L'impulso interiore era quello di avvicinarsi dal retro a uno di loro e sgozzarlo all'istante, la reazione era quella di ostentare indifferenza nel più godurioso sorbimento del gelato.

Imponendomi di rimanere comunque seduto, allargandomi scomposto con la mano sugli attributi come se vi fosse compiutamente a mio agio, almeno fino a che non avessi consumato l'intero gelato.

Ma gli insulti non desistevano, anzi, diventavano un più aperto discorrere che ridicolizzava tutto di me, il richiamo , a uscire all'esterno, a chi mi era allievo ed al mio arrivo si era nascosto all'interno di me vergognandosi, un allievo che aveva appunto il suo nome...

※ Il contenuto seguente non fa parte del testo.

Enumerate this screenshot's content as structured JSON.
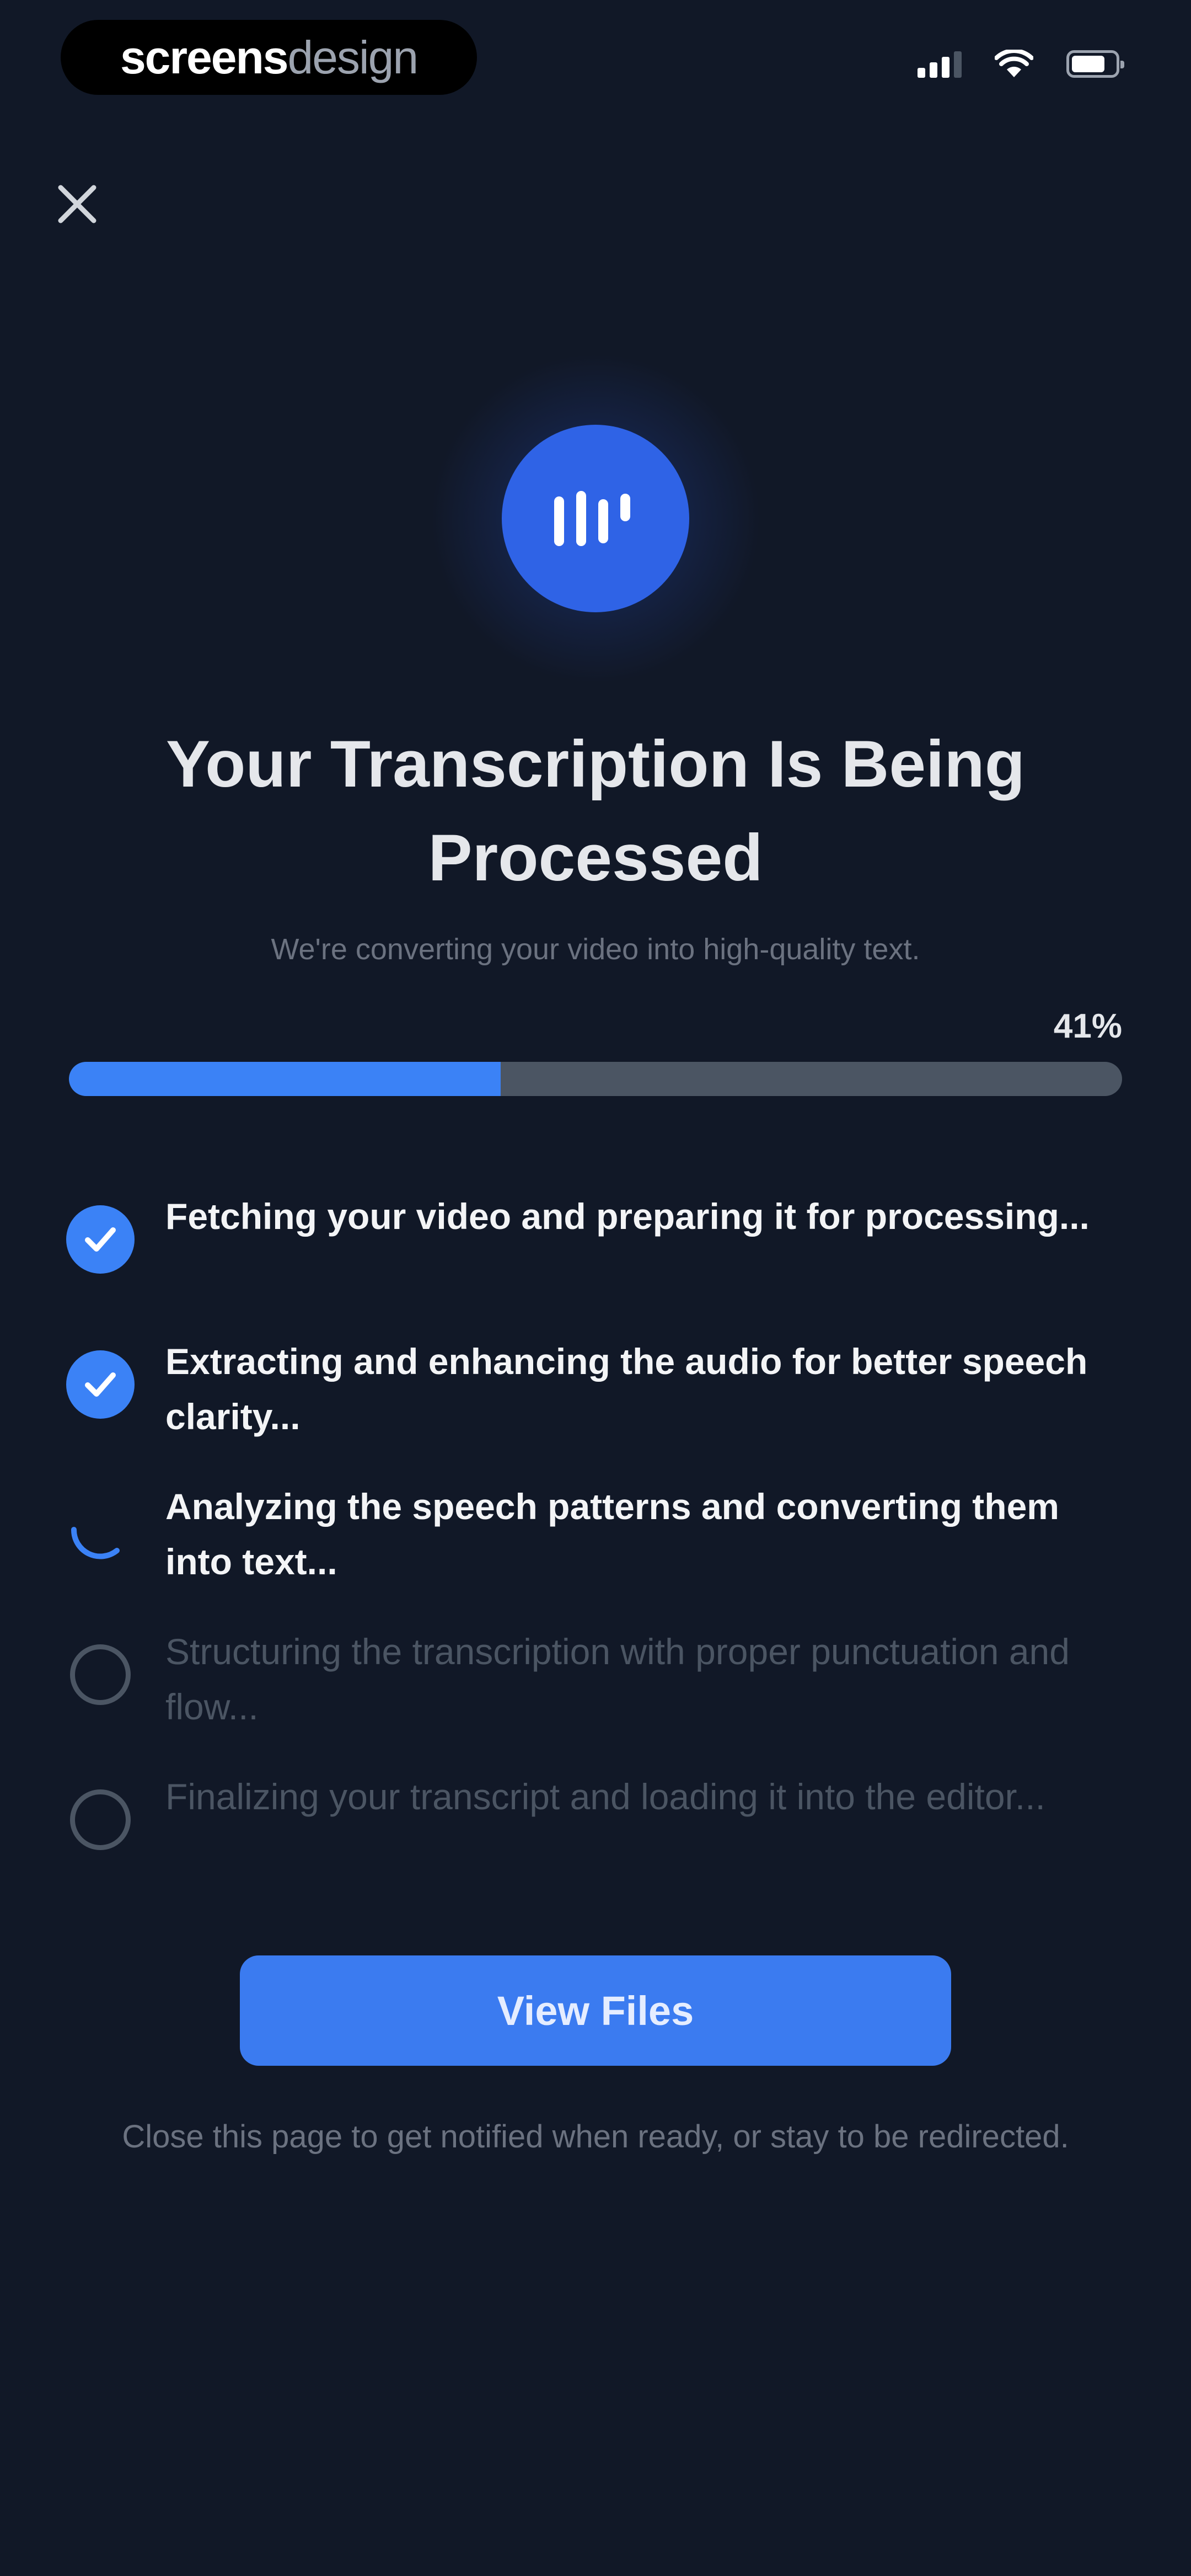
{
  "status_bar": {
    "brand_bold": "screens",
    "brand_light": "design",
    "battery_level": 0.8
  },
  "header": {
    "close_icon": "close-icon"
  },
  "hero": {
    "icon": "audio-waveform-icon",
    "accent_color": "#2f63e6"
  },
  "title": "Your Transcription Is Being Processed",
  "subtitle": "We're converting your video into high-quality text.",
  "progress": {
    "percent_label": "41%",
    "value": 0.41
  },
  "steps": [
    {
      "label": "Fetching your video and preparing it for processing...",
      "status": "done"
    },
    {
      "label": "Extracting and enhancing the audio for better speech clarity...",
      "status": "done"
    },
    {
      "label": "Analyzing the speech patterns and converting them into text...",
      "status": "in-progress"
    },
    {
      "label": "Structuring the transcription with proper punctuation and flow...",
      "status": "pending"
    },
    {
      "label": "Finalizing your transcript and loading it into the editor...",
      "status": "pending"
    }
  ],
  "cta": {
    "label": "View Files"
  },
  "footer_note": "Close this page to get notified when ready, or stay to be redirected.",
  "colors": {
    "background": "#111827",
    "accent": "#3b82f6",
    "track": "#4b5563"
  }
}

Il colpo che accusavo era tanto violento quanto subitanea la sutura interna: se era così, la sua imago era già un guscio di crisalide che scrollavo via...

Certo lì non l'avevo intravisto con gli altri, eppure ... eppure anche lui c'entrava di certo, anche lui doveva pur aver contribuito in qualche modo, con l'indiscrezione o lasciandolo circolare più ancora liberamente per salvaguardarsi, a che il discredito sul mio conto in quel borgo si approfondisse.

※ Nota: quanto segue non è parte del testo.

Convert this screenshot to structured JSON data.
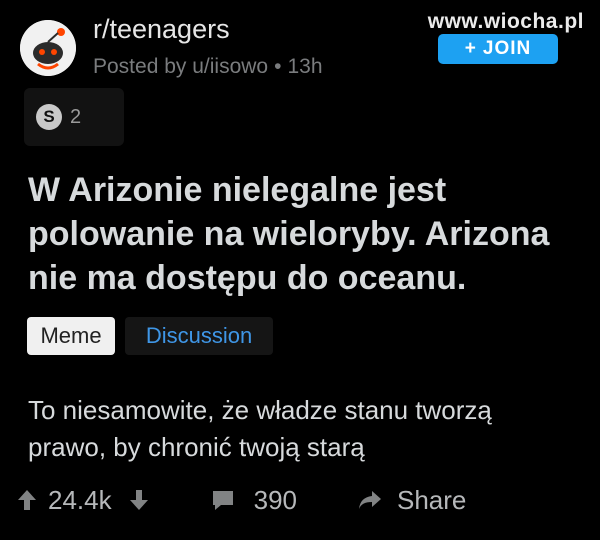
{
  "header": {
    "subreddit": "r/teenagers",
    "posted_by": "Posted by u/iisowo",
    "time": "13h",
    "join_label": "JOIN",
    "watermark": "www.wiocha.pl"
  },
  "award": {
    "count": "2"
  },
  "post": {
    "title": "W Arizonie nielegalne jest polowanie na wieloryby. Arizona nie ma dostępu do oceanu.",
    "flairs": [
      "Meme",
      "Discussion"
    ],
    "body": "To niesamowite, że władze stanu tworzą prawo, by chronić twoją starą"
  },
  "actions": {
    "score": "24.4k",
    "comments": "390",
    "share_label": "Share"
  },
  "colors": {
    "background": "#000000",
    "join_button": "#1da1f2",
    "discussion_flair_text": "#3f96e6",
    "meme_flair_bg": "#f0f0f0"
  },
  "icons": [
    "reddit-snoo-avatar",
    "plus-icon",
    "award-icon",
    "upvote-arrow",
    "downvote-arrow",
    "comment-icon",
    "share-arrow-icon"
  ]
}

Come avrebbero potuto altrimenti fare appunto il suo nome?

Così, riflettevo intanto (riflettevo al termine della consumazione di quel gelato), io che in Israele prevenendola

avevo paventato l'ostilità diffusa dei palestinesi, che pur non temendo pietre o agguati, m'ero cautelato dal fastidio di riscontrarla sedimentata nelle genti di Betlemme o di Nablus non accedendovi, che in Gerico avevo saputo eluderla quando s'era manifestata, subivo lì l'imprevisto dell'agguato, poichè rientrato fra conterranei, avevo abbassato la maschera mosso dall'anelito più cieco a ricongiungermi, dimenticando che lì più ero e sono uno straniero, l' intollerabile presenza di un altro che disturba il tenore raggiunto, la brutalità acquisita del

proprio utile imbarbarimento.            

Che eppure avessi accusato tremendamente il colpo, lo denunciava il tremito con cui mentre risalivo in sella accoglievo l'allievo di seconda che mi si avvicinava, il quale riparando anche al suo atteggiamento precedente, ora mi riconosceva e scambiava formalità.

Eppure era un ravvedimento, e con la mia cordialità gliene ero grato.